Regular exercise improves numerous metabolic and cardiovascular health traits and prevents or delays the development of cardiometabolic disease. Despite the pleiotropic health effects of exercise, there are substantial inter-individual differences in the cardiometabolic responses to regular exercise, even to rigorously standardized exercise programs. The ability to systematically interrogate metabolites and proteins that are downstream of the genome makes plasma metabolomics and proteomics well-suited for investigating exercise- induced cardiometabolic adaptations. Recently, our group leveraged a non-targeted metabolite profiling method to identify dimethylguanidino valeric acid (DMGV) as a novel, early biomarker of cardiometabolic disease. DMGV lies in a biochemical pathway catalyzed by the enzyme alanine-glyoxylate aminotransferase 2 (AGXT2) that features multiple bioactive substrates and products that are stimulated by exercise, regulate exercise metabolism, or affect cardiovascular physiology. These findings motivated our recent investigation of DMGV as a biomarker of metabolic responsiveness to exercise training (ET), in which we demonstrated that individuals with higher baseline levels of DMGV are less responsive to improvements in lipid traits and insulin sensitivity with ET. However, few data are available for other metabolites and proteins related to this novel pathway in the context of exercise responsiveness. The HEalth, RIsk factors, exercise Training And GEnetics (HERITAGE) Family Study provides an excellent resource for a comprehensive study of DMGV and additional molecular correlates of the cardiometabolic responses to aerobic ET. We hypothesize that bioactive AGXT2 pathway members will be associated with exercise trait responsiveness (i.e. VO2max, insulin sensitivity, visceral fat, and HDL-cholesterol) based on plausible biologic relationships. We further hypothesize that integrating large-scale metabolomics and proteomics with these key phenotypes will identify additional plasma biomarkers that help determine which individuals benefit most from regular exercise.
In Specific Aim 1, we will relate AGXT2 pathway participants to ET-induced outcomes of VO2max, insulin sensitivity, visceral fat, and HDL-cholesterol. We will then extend our investigations to a full panel of ~800 known metabolites/lipids and ~5000 proteins to create comprehensive plasma biochemical/molecular signatures of exercise responsiveness for each of the four clinical traits. We will validate top findings in the NIH's Molecular Transducers of Physical Activity (MoTrPAC) Study of over 800 healthy adults assigned to an endurance ET program.

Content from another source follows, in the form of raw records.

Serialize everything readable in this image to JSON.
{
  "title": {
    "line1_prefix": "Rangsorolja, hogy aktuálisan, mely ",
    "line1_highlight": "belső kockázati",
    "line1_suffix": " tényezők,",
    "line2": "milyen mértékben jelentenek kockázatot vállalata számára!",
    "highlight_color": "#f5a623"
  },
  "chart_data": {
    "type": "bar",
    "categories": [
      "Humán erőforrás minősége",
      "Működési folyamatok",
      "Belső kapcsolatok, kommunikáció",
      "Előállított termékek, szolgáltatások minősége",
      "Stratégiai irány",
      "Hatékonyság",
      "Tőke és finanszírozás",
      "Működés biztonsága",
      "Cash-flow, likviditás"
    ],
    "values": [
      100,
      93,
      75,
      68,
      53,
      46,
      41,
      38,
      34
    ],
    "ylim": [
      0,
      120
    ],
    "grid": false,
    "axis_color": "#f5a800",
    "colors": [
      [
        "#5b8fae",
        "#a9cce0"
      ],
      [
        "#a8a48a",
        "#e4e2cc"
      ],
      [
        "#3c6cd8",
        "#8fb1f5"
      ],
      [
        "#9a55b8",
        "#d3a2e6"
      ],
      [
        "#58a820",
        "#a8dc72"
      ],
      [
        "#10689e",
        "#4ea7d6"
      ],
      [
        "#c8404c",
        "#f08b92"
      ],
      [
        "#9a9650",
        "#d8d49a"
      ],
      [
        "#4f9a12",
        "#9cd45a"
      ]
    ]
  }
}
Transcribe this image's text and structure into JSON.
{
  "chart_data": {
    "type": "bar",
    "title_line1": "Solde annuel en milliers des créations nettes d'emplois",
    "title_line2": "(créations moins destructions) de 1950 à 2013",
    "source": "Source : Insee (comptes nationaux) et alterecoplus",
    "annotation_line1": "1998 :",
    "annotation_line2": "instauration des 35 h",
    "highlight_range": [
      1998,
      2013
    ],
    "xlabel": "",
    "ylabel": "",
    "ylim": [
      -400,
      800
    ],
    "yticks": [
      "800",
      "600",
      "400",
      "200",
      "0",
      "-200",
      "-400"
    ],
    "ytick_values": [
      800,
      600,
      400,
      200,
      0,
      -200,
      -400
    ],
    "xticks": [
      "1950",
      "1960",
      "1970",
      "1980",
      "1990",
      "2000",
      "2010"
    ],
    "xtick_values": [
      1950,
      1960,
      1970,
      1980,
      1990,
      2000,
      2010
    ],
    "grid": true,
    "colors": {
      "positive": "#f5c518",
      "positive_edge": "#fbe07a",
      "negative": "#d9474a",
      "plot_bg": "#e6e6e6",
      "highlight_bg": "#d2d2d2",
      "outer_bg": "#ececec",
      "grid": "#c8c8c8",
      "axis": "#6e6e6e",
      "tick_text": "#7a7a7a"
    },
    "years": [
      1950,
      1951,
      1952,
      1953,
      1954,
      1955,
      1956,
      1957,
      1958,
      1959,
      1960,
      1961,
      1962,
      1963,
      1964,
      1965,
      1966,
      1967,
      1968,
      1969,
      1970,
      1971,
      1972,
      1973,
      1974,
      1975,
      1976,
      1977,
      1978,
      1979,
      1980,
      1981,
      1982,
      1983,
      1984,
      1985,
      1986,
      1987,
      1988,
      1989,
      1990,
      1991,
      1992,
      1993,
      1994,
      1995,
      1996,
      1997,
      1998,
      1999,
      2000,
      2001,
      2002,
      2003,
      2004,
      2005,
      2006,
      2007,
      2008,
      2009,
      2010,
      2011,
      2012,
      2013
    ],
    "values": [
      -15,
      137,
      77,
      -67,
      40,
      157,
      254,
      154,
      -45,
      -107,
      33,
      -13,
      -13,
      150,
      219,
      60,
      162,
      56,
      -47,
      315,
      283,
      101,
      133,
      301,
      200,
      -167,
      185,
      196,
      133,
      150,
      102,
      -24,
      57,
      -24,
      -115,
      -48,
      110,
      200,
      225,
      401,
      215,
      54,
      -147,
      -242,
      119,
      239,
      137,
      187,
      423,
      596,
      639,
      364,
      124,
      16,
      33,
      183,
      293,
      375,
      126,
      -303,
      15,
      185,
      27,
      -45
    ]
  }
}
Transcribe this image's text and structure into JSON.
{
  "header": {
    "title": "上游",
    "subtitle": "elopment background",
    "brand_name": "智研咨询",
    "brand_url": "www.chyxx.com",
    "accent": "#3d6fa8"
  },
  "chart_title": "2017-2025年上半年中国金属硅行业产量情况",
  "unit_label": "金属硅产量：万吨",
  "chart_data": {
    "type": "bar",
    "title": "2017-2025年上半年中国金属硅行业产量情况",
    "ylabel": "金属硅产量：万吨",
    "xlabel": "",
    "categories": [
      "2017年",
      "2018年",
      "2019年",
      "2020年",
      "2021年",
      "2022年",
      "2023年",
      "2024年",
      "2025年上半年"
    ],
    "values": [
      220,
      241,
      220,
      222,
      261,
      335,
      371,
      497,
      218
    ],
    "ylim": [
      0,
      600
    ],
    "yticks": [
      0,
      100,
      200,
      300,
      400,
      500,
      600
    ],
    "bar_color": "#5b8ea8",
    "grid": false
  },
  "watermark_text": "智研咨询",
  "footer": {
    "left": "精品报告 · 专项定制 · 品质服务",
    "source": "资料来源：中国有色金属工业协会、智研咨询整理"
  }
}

In Specific Aim 2, we will identify the genetic determinants of ?exercise response? metabolites and proteins. These genetic loci will then be interrogated in: 1) HERITAGE to test for their relationship with exercise trait responses; and 2) large genetics meta-analyses for associations with cardiometabolic traits and long-term outcomes (Mendelian Randomization).
Exercise is an effective intervention for both the prevention and treatment of heart and metabolic diseases, though there are substantial differences in how any given individual responds. Our goal is to better understand the fundamental mechanisms by which exercise confers its beneficial effects and in doing so determine which individuals benefit most from regular exercise.